Why Food Marketing Teams Should Be Jumping On Board With The Flexitarian Trend
Updated: Jun 11, 2020
There's no denying that alternative sources of protein are trending. Climate change concerns have accelerated an already-growing interest in a plant-based diet, and it has fuelled a plant-based product and recipe boom. That's not to say that meat is completely off the menu. Research from Nielsen revealed that 98% of people who purchase alternative (plant-based) meats also buy meat. This should not come as much of a surprise. 'Flexitarian' and 'Meatless Monday' are terms which have gone mainstream in recent years. Not just that, but plant-based meat companies themselves have been working to make their products more appealing to carnivores.
"Our aim is to drive more people to eat plant-based food, which is better for the environment and the planet."
Oumph! Marketing Director Henrik Åkerman
Interestingly, in a 2019 article on The Spoon, Catherine Lamb concluded that Beyond Beef, a plant-based ground beef, was too realistic for her vegetarian tastes.
This statistic from Nielsen illustrates a growing interest in flexitarianism - 37% of those who purchase alternative meats are Flexitarian. It suggests that consumers are buying for a variety of dietary choices within the one household. It also illustrates that consumers are willing to reduce their meat consumption, but not remove it from their diets completely.
This is all good news for grocery retailers, food brands and recipe platforms searching for new ways to engage with consumers in a meaningful way. We know that consumers struggle with meal planning and finding recipe inspiration at the best of times. This process becomes even more difficult when you're trying to reduce your consumption of animal products. Grocery retailers, in particular, are uniquely placed to spot and understand shifts in the way consumers are choosing to eat thanks to the volume of customer data they collect. This data is already being used by many retailers to offer personalised recipe inspiration, but it's crying out to be taken a step further.

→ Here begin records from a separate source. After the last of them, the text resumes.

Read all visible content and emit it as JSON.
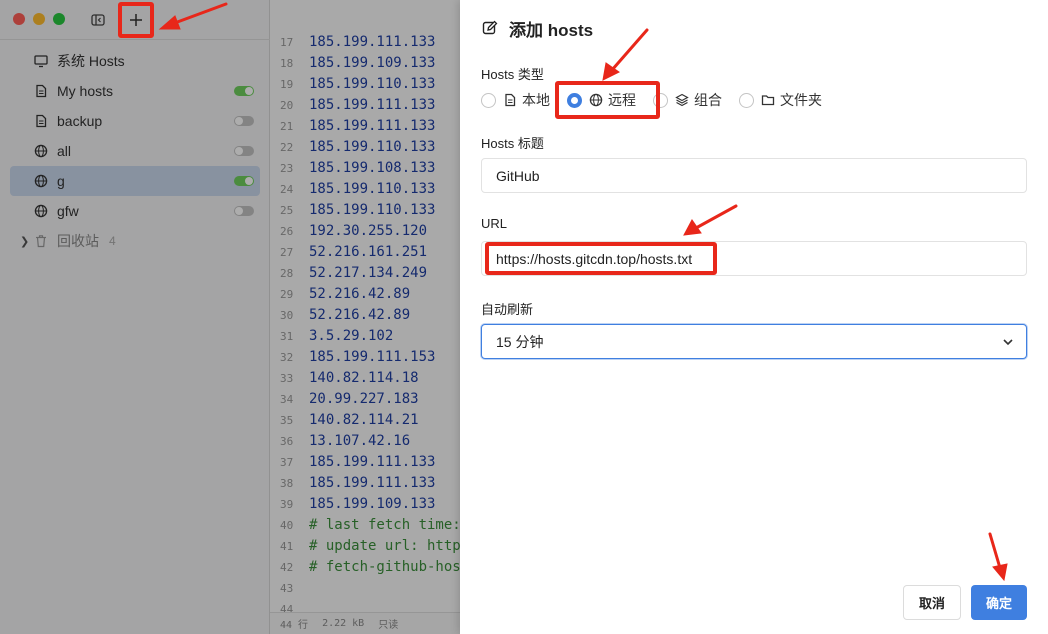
{
  "sidebar": {
    "items": [
      {
        "label": "系统 Hosts",
        "icon": "monitor-icon",
        "toggle": null,
        "active": false
      },
      {
        "label": "My hosts",
        "icon": "file-icon",
        "toggle": "on",
        "active": false
      },
      {
        "label": "backup",
        "icon": "file-icon",
        "toggle": "off",
        "active": false
      },
      {
        "label": "all",
        "icon": "globe-icon",
        "toggle": "off",
        "active": false
      },
      {
        "label": "g",
        "icon": "globe-icon",
        "toggle": "on",
        "active": true
      },
      {
        "label": "gfw",
        "icon": "globe-icon",
        "toggle": "off",
        "active": false
      }
    ],
    "trash": {
      "label": "回收站",
      "count": "4"
    }
  },
  "editor": {
    "lines": [
      {
        "n": "17",
        "t": "185.199.111.133",
        "c": false
      },
      {
        "n": "18",
        "t": "185.199.109.133",
        "c": false
      },
      {
        "n": "19",
        "t": "185.199.110.133",
        "c": false
      },
      {
        "n": "20",
        "t": "185.199.111.133",
        "c": false
      },
      {
        "n": "21",
        "t": "185.199.111.133",
        "c": false
      },
      {
        "n": "22",
        "t": "185.199.110.133",
        "c": false
      },
      {
        "n": "23",
        "t": "185.199.108.133",
        "c": false
      },
      {
        "n": "24",
        "t": "185.199.110.133",
        "c": false
      },
      {
        "n": "25",
        "t": "185.199.110.133",
        "c": false
      },
      {
        "n": "26",
        "t": "192.30.255.120",
        "c": false
      },
      {
        "n": "27",
        "t": "52.216.161.251",
        "c": false
      },
      {
        "n": "28",
        "t": "52.217.134.249",
        "c": false
      },
      {
        "n": "29",
        "t": "52.216.42.89",
        "c": false
      },
      {
        "n": "30",
        "t": "52.216.42.89",
        "c": false
      },
      {
        "n": "31",
        "t": "3.5.29.102",
        "c": false
      },
      {
        "n": "32",
        "t": "185.199.111.153",
        "c": false
      },
      {
        "n": "33",
        "t": "140.82.114.18",
        "c": false
      },
      {
        "n": "34",
        "t": "20.99.227.183",
        "c": false
      },
      {
        "n": "35",
        "t": "140.82.114.21",
        "c": false
      },
      {
        "n": "36",
        "t": "13.107.42.16",
        "c": false
      },
      {
        "n": "37",
        "t": "185.199.111.133",
        "c": false
      },
      {
        "n": "38",
        "t": "185.199.111.133",
        "c": false
      },
      {
        "n": "39",
        "t": "185.199.109.133",
        "c": false
      },
      {
        "n": "40",
        "t": "# last fetch time:",
        "c": true
      },
      {
        "n": "41",
        "t": "# update url: http",
        "c": true
      },
      {
        "n": "42",
        "t": "# fetch-github-hos",
        "c": true
      },
      {
        "n": "43",
        "t": "",
        "c": false
      },
      {
        "n": "44",
        "t": "",
        "c": false
      }
    ],
    "status": {
      "lines": "44 行",
      "size": "2.22 kB",
      "mode": "只读"
    }
  },
  "drawer": {
    "title": "添加 hosts",
    "type_label": "Hosts 类型",
    "types": [
      {
        "label": "本地",
        "icon": "file-icon",
        "checked": false
      },
      {
        "label": "远程",
        "icon": "globe-icon",
        "checked": true
      },
      {
        "label": "组合",
        "icon": "layers-icon",
        "checked": false
      },
      {
        "label": "文件夹",
        "icon": "folder-icon",
        "checked": false
      }
    ],
    "title_label": "Hosts 标题",
    "title_value": "GitHub",
    "url_label": "URL",
    "url_value": "https://hosts.gitcdn.top/hosts.txt",
    "refresh_label": "自动刷新",
    "refresh_value": "15 分钟",
    "cancel_label": "取消",
    "ok_label": "确定"
  },
  "colors": {
    "accent": "#3f7fe0",
    "annotation": "#e8271a",
    "toggle_on": "#6fcf5e"
  }
}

We often use Tesco as an example of a grocery retailer that is doing recipes right thanks to their shoppable meal planner. Although they don't promote their featured meal plans as flexitarian-friendly, choosing to focus on seasonality instead, these meal plans do include 1-3 vegan and/ or vegetarian recipes. For consumers getting to grips with reducing meat consumption in particular, this is incredibly an incredibly valuable tool that should keep them engaged with Tesco's recipe content going forward, but Tesco is missing a trick by not promoting these meal plans as flexitarian.
Source: Tesco Real Food
A well-targeted social media campaign is key to the success of using meal plans and recipe inspiration as a way to engage flexitarians. When consumers are in the midst of a lifestyle change, recommendations, particularly recipe recommendations, matter. (Pinch of Nom's success attests to that.) When those recommendations come from a mainstream grocery retailer or food brands, it removes barriers and illustrates to consumers that this lifestyle change is accessible. When using meal plans to engage with flexitarians, it's vital to drive home the message on social media that these meal plans are specifically designed to make reducing meat consumption as simple as possible. Since 98% of alternative meat purchasers also buy meat, there's no denying that consumers are, for a variety of reasons, shifting towards a plant-based diet. Food marketing teams that ignore this opportunity to support consumers with meal plans and recipe inspiration during this shift risk losing out on the spending power of this growing flexitarian demographic.